Apple is now worth more than the entire Russian stock market
An interesting viewpoint from Bloomberg this afternoon, whose chart of the day shows how Apple is now bigger than the whole of the Russian stock market.
Thanks to various factors, including sliding oil prices and sanctions from Western economies against Russian companies, the value of Russian shares has fallen $234bn (£150bn) this year, reckons Bloomberg. Meanwhile, Apple – still basking in the warm glow of praise for its iPhone 6 – has added $147bn. That puts the value of each at $531bn and $652bn respectively. In other words:
If you owned Apple and sold it, you could purchase the entire stock market of Russia, and still have enough change to buy every Russian an iPhone 6 Plus.

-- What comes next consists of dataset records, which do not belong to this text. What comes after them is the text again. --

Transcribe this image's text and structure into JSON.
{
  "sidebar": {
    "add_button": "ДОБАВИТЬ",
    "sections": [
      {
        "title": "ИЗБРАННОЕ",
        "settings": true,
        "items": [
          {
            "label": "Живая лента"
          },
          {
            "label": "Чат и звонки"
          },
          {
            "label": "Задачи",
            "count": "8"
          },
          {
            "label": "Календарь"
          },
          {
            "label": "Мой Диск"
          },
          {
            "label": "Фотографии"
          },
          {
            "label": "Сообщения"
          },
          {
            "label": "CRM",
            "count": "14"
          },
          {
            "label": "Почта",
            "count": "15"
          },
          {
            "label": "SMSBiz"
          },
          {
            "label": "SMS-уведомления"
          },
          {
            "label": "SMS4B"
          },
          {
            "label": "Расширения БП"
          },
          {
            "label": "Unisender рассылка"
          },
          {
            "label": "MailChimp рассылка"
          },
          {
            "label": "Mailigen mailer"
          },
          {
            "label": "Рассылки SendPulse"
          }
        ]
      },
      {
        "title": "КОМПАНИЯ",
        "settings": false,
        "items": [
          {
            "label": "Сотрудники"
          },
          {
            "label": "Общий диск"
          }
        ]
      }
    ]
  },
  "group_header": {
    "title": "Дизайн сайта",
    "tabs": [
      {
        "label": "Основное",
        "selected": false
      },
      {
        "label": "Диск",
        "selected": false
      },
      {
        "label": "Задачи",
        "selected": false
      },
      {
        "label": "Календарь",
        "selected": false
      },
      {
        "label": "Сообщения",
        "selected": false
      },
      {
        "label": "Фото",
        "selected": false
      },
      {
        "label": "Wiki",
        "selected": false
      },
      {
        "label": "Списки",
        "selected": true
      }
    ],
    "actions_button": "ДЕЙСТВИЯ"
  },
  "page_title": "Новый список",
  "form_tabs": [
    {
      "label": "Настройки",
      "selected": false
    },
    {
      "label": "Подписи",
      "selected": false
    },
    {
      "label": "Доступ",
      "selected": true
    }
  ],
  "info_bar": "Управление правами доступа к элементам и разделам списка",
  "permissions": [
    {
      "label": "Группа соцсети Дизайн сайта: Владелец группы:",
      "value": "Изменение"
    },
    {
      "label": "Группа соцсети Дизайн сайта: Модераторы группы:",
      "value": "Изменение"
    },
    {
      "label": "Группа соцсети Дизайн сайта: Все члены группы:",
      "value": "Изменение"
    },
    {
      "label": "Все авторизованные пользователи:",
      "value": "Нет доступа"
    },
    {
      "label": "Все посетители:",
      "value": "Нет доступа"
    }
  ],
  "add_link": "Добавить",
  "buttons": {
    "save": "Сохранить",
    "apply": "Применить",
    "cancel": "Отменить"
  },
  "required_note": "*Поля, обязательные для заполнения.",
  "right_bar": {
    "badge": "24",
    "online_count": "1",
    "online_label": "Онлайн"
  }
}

But for Russian investors, the worry is what the future holds. Right now, having an equities market worth less than a company that makes shiny toys isn't their biggest worry: in the past three months, the rouble has fallen 23 per cent against the dollar. Although the country's central bank has hiked interest rates to 9.5 per cent and started buying $350m of currency a day, there are still concerns about how far the currency will slide.
That's partly thanks to the price of oil. Oil and gas made up 68 per cent of Russia's exports in the first half of 2014, according to The Economist. At the time, oil prices averaged $109 a barrel. Since then, they've dropped to $80 a barrel, and are predicted to stay low: US government agency the Energy Information Administration suggests the average price will hover around $83 a barrel next year. Add to that Western sanctions, many of which target Russian oil companies, and the country has more than a few iPhones to worry about.